Тяжко, страшно было видеть и слышать теперь Лавинию, произносящую смертный приговор всем мечтам минувшего. Женщина эта, пережившая самое себя, не боялась уже говорить надгробное слово всей своей прошедшей жизни. Она заслуживала сожаление, и Лионель не мог смотреть на нее без глубокой горести. Он не находил слов для ответа. Зная лучше всякого другого все, что можно сказать в подобном случае, он не имел, однако же, довольно мужества, чтобы поддерживать Лавинию в ее нравственном самоубийстве.
Встревоженный печальными думами, Лионель судорожно сжимал в руках своих пакет. Лавиния заметила это и сказала:
— Вы хорошо меня знаете и не можете полагать, что я требовала обратно этих старинных доказательств моей привязанности к вам из предосторожности, к какой нередко прибегают женщины, переставшие любить… Если бы вы могли иметь подобное подозрение, то мне легко было бы оправдаться, напомнив вам, что мои письма были в ваших руках целых десять лет, и я никогда их не требовала. Никогда не решилась бы я на это и теперь, если бы спокойствие другой женщины не было связано с существованием наших прежних посланий…

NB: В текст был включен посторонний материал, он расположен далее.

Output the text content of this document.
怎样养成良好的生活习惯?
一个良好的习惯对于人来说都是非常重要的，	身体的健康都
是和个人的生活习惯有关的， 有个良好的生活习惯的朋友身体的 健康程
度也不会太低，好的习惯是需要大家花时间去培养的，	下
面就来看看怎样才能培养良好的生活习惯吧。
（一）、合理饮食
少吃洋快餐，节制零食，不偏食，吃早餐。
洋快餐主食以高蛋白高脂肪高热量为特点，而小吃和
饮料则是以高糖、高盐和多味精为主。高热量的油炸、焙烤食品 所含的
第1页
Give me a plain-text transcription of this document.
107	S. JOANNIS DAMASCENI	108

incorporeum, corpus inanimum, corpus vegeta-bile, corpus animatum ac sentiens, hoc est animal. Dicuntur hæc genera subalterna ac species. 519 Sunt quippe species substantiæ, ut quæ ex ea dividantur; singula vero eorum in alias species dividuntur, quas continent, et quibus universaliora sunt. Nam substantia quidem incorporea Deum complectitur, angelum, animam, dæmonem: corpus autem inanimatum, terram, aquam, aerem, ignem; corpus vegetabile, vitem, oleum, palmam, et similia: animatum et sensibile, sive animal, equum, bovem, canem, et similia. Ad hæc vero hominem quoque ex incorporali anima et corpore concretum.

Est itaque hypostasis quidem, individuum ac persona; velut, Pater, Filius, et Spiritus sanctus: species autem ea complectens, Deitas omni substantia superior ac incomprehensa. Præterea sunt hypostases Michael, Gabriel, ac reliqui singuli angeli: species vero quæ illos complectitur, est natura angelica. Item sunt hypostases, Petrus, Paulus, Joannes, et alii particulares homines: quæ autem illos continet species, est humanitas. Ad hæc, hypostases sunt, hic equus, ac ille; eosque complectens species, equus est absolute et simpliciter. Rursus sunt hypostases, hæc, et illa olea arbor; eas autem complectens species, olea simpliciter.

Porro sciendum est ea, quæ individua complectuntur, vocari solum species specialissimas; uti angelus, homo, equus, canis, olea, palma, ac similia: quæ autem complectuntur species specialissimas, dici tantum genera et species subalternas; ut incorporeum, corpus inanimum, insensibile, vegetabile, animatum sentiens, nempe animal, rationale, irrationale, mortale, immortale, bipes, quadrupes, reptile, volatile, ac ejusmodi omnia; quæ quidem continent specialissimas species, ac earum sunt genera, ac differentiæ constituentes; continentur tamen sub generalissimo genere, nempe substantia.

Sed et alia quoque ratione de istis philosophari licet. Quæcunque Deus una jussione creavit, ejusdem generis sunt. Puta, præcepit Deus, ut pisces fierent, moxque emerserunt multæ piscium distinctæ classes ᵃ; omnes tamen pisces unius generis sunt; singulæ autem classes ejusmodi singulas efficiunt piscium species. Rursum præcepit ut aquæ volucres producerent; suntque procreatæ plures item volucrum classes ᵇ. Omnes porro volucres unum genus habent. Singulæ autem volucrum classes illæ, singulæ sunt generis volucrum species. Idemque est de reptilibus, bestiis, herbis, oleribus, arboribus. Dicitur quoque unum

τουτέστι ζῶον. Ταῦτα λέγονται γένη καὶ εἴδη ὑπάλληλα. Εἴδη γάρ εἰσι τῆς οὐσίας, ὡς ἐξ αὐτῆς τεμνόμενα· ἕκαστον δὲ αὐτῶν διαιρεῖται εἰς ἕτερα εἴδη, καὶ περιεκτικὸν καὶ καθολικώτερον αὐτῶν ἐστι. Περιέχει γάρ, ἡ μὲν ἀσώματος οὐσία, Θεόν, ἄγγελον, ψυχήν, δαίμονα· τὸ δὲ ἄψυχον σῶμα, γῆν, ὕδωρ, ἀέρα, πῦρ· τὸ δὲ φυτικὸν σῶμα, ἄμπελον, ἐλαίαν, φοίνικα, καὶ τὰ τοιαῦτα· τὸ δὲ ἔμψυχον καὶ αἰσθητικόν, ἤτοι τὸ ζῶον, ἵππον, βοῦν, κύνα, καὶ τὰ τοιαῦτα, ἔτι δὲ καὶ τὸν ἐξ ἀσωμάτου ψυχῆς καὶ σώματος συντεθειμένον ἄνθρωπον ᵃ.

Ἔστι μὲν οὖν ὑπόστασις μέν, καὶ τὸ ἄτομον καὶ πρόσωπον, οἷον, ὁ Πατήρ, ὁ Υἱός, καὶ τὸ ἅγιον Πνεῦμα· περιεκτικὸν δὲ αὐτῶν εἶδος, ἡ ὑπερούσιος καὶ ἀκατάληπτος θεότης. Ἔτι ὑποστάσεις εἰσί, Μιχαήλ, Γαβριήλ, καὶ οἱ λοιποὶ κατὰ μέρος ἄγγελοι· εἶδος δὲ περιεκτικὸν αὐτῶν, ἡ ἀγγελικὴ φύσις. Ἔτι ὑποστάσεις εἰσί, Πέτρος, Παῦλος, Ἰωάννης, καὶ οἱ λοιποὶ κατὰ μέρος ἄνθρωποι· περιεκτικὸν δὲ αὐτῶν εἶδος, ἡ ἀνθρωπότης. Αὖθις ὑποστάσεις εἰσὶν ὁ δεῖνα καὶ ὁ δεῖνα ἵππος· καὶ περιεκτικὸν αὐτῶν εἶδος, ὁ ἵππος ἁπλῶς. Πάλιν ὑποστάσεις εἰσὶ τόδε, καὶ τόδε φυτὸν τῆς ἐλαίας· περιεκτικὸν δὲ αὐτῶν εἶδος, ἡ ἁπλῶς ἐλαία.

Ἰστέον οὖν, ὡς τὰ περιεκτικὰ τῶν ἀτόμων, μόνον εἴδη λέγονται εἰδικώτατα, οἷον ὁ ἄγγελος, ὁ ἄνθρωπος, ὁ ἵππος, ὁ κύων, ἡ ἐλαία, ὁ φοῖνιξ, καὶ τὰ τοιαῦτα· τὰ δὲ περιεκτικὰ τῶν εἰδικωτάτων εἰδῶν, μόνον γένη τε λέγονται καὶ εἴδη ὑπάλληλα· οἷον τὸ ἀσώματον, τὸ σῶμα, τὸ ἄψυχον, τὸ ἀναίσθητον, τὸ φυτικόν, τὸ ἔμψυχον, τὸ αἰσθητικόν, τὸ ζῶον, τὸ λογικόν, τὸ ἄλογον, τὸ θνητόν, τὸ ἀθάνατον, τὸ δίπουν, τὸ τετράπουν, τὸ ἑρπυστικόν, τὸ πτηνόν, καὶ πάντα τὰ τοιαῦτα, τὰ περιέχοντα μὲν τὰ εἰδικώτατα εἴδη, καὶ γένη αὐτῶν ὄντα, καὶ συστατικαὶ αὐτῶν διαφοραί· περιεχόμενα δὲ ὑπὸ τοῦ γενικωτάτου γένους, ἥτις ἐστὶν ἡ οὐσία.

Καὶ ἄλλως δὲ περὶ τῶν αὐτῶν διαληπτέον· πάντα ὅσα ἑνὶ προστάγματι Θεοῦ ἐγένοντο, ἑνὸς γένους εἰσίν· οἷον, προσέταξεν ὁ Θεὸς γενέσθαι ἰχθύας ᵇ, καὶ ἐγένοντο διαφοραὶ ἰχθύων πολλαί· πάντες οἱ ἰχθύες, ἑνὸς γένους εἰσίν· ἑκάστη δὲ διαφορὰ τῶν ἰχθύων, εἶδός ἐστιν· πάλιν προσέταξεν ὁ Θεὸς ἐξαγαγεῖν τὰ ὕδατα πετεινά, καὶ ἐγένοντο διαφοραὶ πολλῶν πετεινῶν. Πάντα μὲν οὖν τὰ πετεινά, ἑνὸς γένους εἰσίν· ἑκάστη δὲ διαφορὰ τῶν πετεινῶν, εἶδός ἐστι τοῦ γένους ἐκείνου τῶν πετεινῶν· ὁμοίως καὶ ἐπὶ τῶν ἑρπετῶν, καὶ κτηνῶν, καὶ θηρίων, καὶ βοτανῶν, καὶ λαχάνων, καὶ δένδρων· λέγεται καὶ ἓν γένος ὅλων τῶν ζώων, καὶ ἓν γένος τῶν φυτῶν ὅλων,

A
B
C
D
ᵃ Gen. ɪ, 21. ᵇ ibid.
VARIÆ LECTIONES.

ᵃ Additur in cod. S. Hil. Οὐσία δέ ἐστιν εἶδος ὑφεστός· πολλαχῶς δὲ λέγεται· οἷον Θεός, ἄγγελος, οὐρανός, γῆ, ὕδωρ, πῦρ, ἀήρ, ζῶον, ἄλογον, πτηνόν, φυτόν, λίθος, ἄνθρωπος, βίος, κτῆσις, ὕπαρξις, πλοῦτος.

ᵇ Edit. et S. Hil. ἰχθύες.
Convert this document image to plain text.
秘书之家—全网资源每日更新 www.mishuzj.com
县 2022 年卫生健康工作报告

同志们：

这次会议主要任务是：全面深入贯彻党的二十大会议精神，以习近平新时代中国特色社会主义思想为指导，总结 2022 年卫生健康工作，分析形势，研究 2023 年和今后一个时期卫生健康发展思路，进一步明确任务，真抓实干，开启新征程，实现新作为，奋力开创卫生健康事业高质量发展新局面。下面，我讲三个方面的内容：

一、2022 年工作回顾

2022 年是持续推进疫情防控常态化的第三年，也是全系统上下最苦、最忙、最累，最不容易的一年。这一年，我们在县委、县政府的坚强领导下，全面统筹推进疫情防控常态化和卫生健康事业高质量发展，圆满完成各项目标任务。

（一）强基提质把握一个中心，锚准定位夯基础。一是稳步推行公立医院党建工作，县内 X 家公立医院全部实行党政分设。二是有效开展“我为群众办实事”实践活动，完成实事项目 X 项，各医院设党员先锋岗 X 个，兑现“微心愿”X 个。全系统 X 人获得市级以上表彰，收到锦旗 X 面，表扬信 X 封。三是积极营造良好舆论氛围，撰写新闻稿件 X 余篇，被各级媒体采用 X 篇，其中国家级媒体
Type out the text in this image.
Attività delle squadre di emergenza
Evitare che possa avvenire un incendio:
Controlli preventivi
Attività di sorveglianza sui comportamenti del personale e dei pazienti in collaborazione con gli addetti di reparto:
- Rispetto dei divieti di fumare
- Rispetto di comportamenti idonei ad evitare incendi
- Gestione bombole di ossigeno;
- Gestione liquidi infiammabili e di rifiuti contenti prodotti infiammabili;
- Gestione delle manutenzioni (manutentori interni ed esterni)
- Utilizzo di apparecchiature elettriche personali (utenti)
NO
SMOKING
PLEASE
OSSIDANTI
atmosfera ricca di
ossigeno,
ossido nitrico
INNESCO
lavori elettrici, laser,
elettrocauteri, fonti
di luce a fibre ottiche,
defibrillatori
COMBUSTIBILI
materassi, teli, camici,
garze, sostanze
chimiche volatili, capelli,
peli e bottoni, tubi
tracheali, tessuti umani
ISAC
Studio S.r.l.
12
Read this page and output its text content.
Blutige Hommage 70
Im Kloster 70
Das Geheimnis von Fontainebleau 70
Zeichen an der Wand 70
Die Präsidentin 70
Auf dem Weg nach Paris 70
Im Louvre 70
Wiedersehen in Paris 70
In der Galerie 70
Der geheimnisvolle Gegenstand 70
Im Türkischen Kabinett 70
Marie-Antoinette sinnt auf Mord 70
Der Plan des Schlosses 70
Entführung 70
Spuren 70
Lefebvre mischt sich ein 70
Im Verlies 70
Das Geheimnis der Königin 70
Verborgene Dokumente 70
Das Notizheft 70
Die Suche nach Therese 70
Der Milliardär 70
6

Лионель быстро взглянул на Лавинию, стараясь подсмотреть на лице ее хоть какой-нибудь признак горести или негодования при мысли о мисс Маргарите, но он не заметил ни малейшего смущение и тревоги ни в ее голосе, ни во взорах. Лавиния казалась совершенно равнодушной.
«Что сделалось с этою женщиной? — подумал Лионель. — Она холодна, как лед».
— Вы слишком великодушны, если и в самом деле это был единственный предлог, — сказал он с насмешливой улыбкой.
— Не угодно ли вам сказать, Лионель, какой же другой предлог могла бы я еще иметь?
— Если бы я осмелился сомневаться в вашем великодушии, я мог бы предположить, что другие причины, лично вас касающиеся, заставляют вас требовать обратно эти письма и этот портрет.
— О, это значило бы спохватиться немного поздно, — отвечала Лавиния, улыбаясь. — Право, если бы я дожидалась нынешнего дня, — по причинам, лично меня касающимся, как вы говорите, — мне бы надо было упрекнуть себя в забывчивости, не правда ли?
— Вы приводите меня в замешательство, — сказал Лионель, и слова его были произнесены уверительно. В эту минуту он увидел, что был на своем месте. Он предвидел упреки и готовился к обороне, но не успел насладиться своим торжеством. Неприятель неожиданно переменил план нападения.
— Полноте, любезный Лионель, — сказала Лавиния, улыбаясь и глядя на него спокойно, — не бойтесь, что я употреблю во зло наше свидание. С летами сделалась я умнее и уже давно поняла, что вы ни в чем не были передо мной виноваты. Я одна была виновата перед собой, перед обществом и, может быть, даже перед вами. Да, Лионель, из двух таких молодых любовников, какими мы тогда были, женщине надлежало быть путеводительницей мужчины. Вместо того чтобы увлекать его по неверному пути, она должна сохранять его для света и только на этом условии может привязать его к себе. Я ничего не умела делать так, как надо. Я вызывала тысячи препятствий вашей счастливой будущности. Я была невольной, но безрассудной причиной криков общественного негодования, которые преследовали вас. Я испытала ужасное мучение — видеть мстителей, которых никто не призывает и которые, тем не менее, угрожают чести и уму человека. Я была мучением вашей молодости и проклятьем вашего юного возраста. Простите меня, Лионель — я слишком дорого заплатила за зло, которое причинила вам в глазах общества…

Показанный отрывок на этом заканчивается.